如此追踪了约莫一个多时辰,地势愈发险峻,两旁山崖陡立,怪石嶙峋。前方车队的气息忽然向着侧方一个不起眼的岔道拐去,随即,那几道气息连同车马的声音,一齐消失了。
你与禅垢立刻停下脚步,悄无声息地掠至路旁一块巨大的风化石后,隐去身形。凝目向前方望去,只见约百丈外,山体在此处向内凹进,形成一个被几棵老树和茂密灌木半掩着的狭窄谷口。若不细看,极易忽略。
谷口处,依稀可见两道人影,如岩石般伫立在阴影中,若非你目力惊人且早有准备,几乎难以发现。
此刻,那五辆马车正行至谷口。赶车的汉子勒住骡马,其中一人跳下车,走向那两道黑影。双方低声交谈了几句,距离虽远,但在你凝神细听之下,仍能捕捉到只言片语:
“……老规矩……”
“……口令……”
“……佛爷吩咐……”
“……进去吧……”
随后,那两道黑影侧身让开,马车缓缓驶入谷中,很快便被山壁和树木的阴影吞没,声息皆无。
“看来,就是这里了。” 你低声道,目光落在那个隐蔽的谷口。
神念尝试向内延伸,却发现谷内似乎存在着一种类似之前阻隔你探查地下的力量,虽不如地下那般厚重凝实,却也有效地干扰了神念的清晰探查,只能模糊感知到内里空间似乎不小,且有不止一道活人气息,但具体情形难以辨明。
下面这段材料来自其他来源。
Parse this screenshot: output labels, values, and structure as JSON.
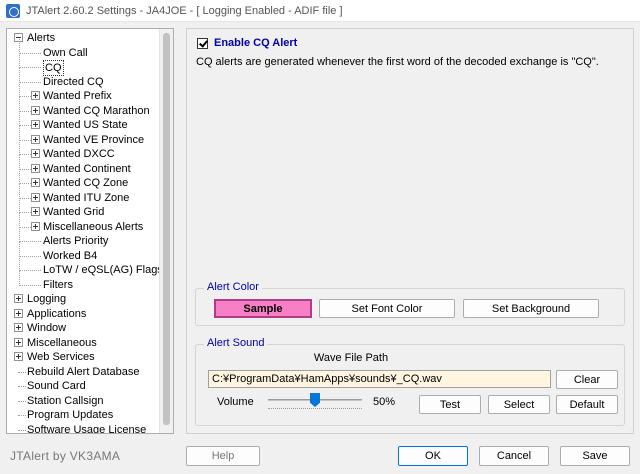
{
  "window": {
    "title": "JTAlert 2.60.2 Settings  -  JA4JOE  -  [ Logging Enabled - ADIF file ]"
  },
  "tree": {
    "items": [
      {
        "label": "Alerts",
        "level": 0,
        "expander": "minus"
      },
      {
        "label": "Own Call",
        "level": 1,
        "expander": "none"
      },
      {
        "label": "CQ",
        "level": 1,
        "expander": "none",
        "selected": true
      },
      {
        "label": "Directed CQ",
        "level": 1,
        "expander": "none"
      },
      {
        "label": "Wanted Prefix",
        "level": 1,
        "expander": "plus"
      },
      {
        "label": "Wanted CQ Marathon",
        "level": 1,
        "expander": "plus"
      },
      {
        "label": "Wanted US State",
        "level": 1,
        "expander": "plus"
      },
      {
        "label": "Wanted VE Province",
        "level": 1,
        "expander": "plus"
      },
      {
        "label": "Wanted DXCC",
        "level": 1,
        "expander": "plus"
      },
      {
        "label": "Wanted Continent",
        "level": 1,
        "expander": "plus"
      },
      {
        "label": "Wanted CQ Zone",
        "level": 1,
        "expander": "plus"
      },
      {
        "label": "Wanted ITU Zone",
        "level": 1,
        "expander": "plus"
      },
      {
        "label": "Wanted Grid",
        "level": 1,
        "expander": "plus"
      },
      {
        "label": "Miscellaneous Alerts",
        "level": 1,
        "expander": "plus"
      },
      {
        "label": "Alerts Priority",
        "level": 1,
        "expander": "none"
      },
      {
        "label": "Worked B4",
        "level": 1,
        "expander": "none"
      },
      {
        "label": "LoTW / eQSL(AG) Flags",
        "level": 1,
        "expander": "none"
      },
      {
        "label": "Filters",
        "level": 1,
        "expander": "none"
      },
      {
        "label": "Logging",
        "level": 0,
        "expander": "plus"
      },
      {
        "label": "Applications",
        "level": 0,
        "expander": "plus"
      },
      {
        "label": "Window",
        "level": 0,
        "expander": "plus"
      },
      {
        "label": "Miscellaneous",
        "level": 0,
        "expander": "plus"
      },
      {
        "label": "Web Services",
        "level": 0,
        "expander": "plus"
      },
      {
        "label": "Rebuild Alert Database",
        "level": 0,
        "expander": "none"
      },
      {
        "label": "Sound Card",
        "level": 0,
        "expander": "none"
      },
      {
        "label": "Station Callsign",
        "level": 0,
        "expander": "none"
      },
      {
        "label": "Program Updates",
        "level": 0,
        "expander": "none"
      },
      {
        "label": "Software Usage License",
        "level": 0,
        "expander": "none"
      }
    ]
  },
  "main": {
    "enable_label": "Enable CQ Alert",
    "enable_checked": true,
    "description": "CQ alerts are generated whenever the first word of the decoded exchange is \"CQ\".",
    "alert_color": {
      "legend": "Alert Color",
      "sample_label": "Sample",
      "sample_color": "#f77fc6",
      "font_button": "Set Font Color",
      "background_button": "Set Background"
    },
    "alert_sound": {
      "legend": "Alert Sound",
      "path_label": "Wave File Path",
      "path_value": "C:¥ProgramData¥HamApps¥sounds¥_CQ.wav",
      "clear_button": "Clear",
      "volume_label": "Volume",
      "volume_value": 50,
      "volume_text": "50%",
      "test_button": "Test",
      "select_button": "Select",
      "default_button": "Default"
    }
  },
  "footer": {
    "brand": "JTAlert by VK3AMA",
    "help_button": "Help",
    "ok_button": "OK",
    "cancel_button": "Cancel",
    "save_button": "Save"
  },
  "colors": {
    "accent": "#0000aa",
    "slider": "#0078d7"
  }
}
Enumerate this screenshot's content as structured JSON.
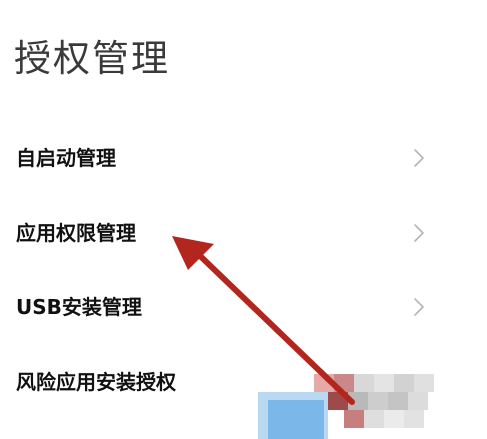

“外围暗哨,入谷口令,内部还有阵法或地形干扰感知……”
禅垢在你身旁,声音冰冷。
“防守如此严密,必是重地无疑。主人,我们是否现在就潜入?”
“不急。”
你摇了摇头,目光依旧锁定的谷口。
“等他们出来。既然有采购车队,就必然有返回的时候。此地若真是据点入口,防守必然森严,硬闯不明智。”
你们便在巨石后耐心潜伏下来。山间的夜风渐凉,带着渗人的寒意。约莫又过了一个多时辰,谷口内传来隐约的车轮声和人语。
不久,那五辆马车再次出现,只是车上装载的货物已然不见,取而代之的是一些用毡布盖着、看不出内容的松散物品,似是回程顺带处理的垃圾或需送出的杂物。
赶车的仍是那三名汉子,与谷口暗哨再次简短交接后,便驱赶着空车,沿着来路,向贺林镇方向返回。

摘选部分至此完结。